Question

What is the center and radius of x^2+6x+y^2-4y =-4?​

Answer 1

Answer:

The center of this circle is at $(-3,\, 2)$. The radius of this circle is $3$.

Step-by-step explanation:

A circle with center $(a,\, b)$ and a radius of $r$ ($r > 0$) could be expressed as:

$(x - a)^{2} + (y - b)^{2} = r^{2}$.

(In other words, a point is on this circle if and only if the distance between that point and the center is equal to the radius.)

Rearrange this equation using binomial expansion to match the equation given in this question:

$(x^{2} - 2\, a\, x + a^{2}) + (y^{2} - 2\, b\, y + b^{2}) = r^{2}$.

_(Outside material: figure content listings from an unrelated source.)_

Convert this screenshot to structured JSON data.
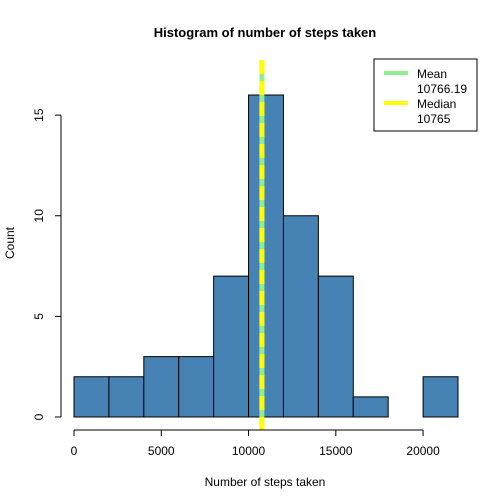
{
  "chart_data": {
    "type": "bar",
    "title": "Histogram of number of steps taken",
    "xlabel": "Number of steps taken",
    "ylabel": "Count",
    "bin_edges": [
      0,
      2000,
      4000,
      6000,
      8000,
      10000,
      12000,
      14000,
      16000,
      18000,
      20000,
      22000
    ],
    "counts": [
      2,
      2,
      3,
      3,
      7,
      16,
      10,
      7,
      1,
      0,
      2
    ],
    "xlim": [
      0,
      22000
    ],
    "ylim": [
      0,
      16
    ],
    "x_ticks": [
      0,
      5000,
      10000,
      15000,
      20000
    ],
    "x_tick_labels": [
      "0",
      "5000",
      "10000",
      "15000",
      "20000"
    ],
    "y_ticks": [
      0,
      5,
      10,
      15
    ],
    "y_tick_labels": [
      "0",
      "5",
      "10",
      "15"
    ],
    "bar_color": "#4682b4",
    "grid": false,
    "reference_lines": [
      {
        "value": 10766.19,
        "color": "#90ee90",
        "style": "solid"
      },
      {
        "value": 10765,
        "color": "#ffff00",
        "style": "dashed"
      }
    ],
    "legend": {
      "position": "top-right",
      "entries": [
        {
          "line1": "Mean",
          "line2": "10766.19",
          "color": "#90ee90"
        },
        {
          "line1": "Median",
          "line2": "10765",
          "color": "#ffff00"
        }
      ]
    }
  }
}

$x^{2} + (-2\, a)\, x + y^{2} + (-2\, b)\, y = -a^{2} - b^{2} + r^{2}$.

The equation in this question is:

$x^{2} + 6\, x + y^{2} + (-4)\, y = -4$.

Match up the coefficients of $x$ and $y$ in the two equations.:

• Coefficient of $x$: $(-2\, a) = 6$.
• Coefficient of $y$: $(-2\, b) = (-4)$.

Thus, $a = (-3)$ and $b = 2$.

The constants of the two equations should also match up:

$(-a^{2} - b^{2} + r^{2}) = (-4)$.

Substitute in $a = (-3)$ as well as $b = 2$ and solve for $r$:

$r^{2} = 9$.

$r = 3$ (since $r > 0$.)

Therefore, the center of this circle is $(-3,\, 2)$. The radius of this circle is $3$.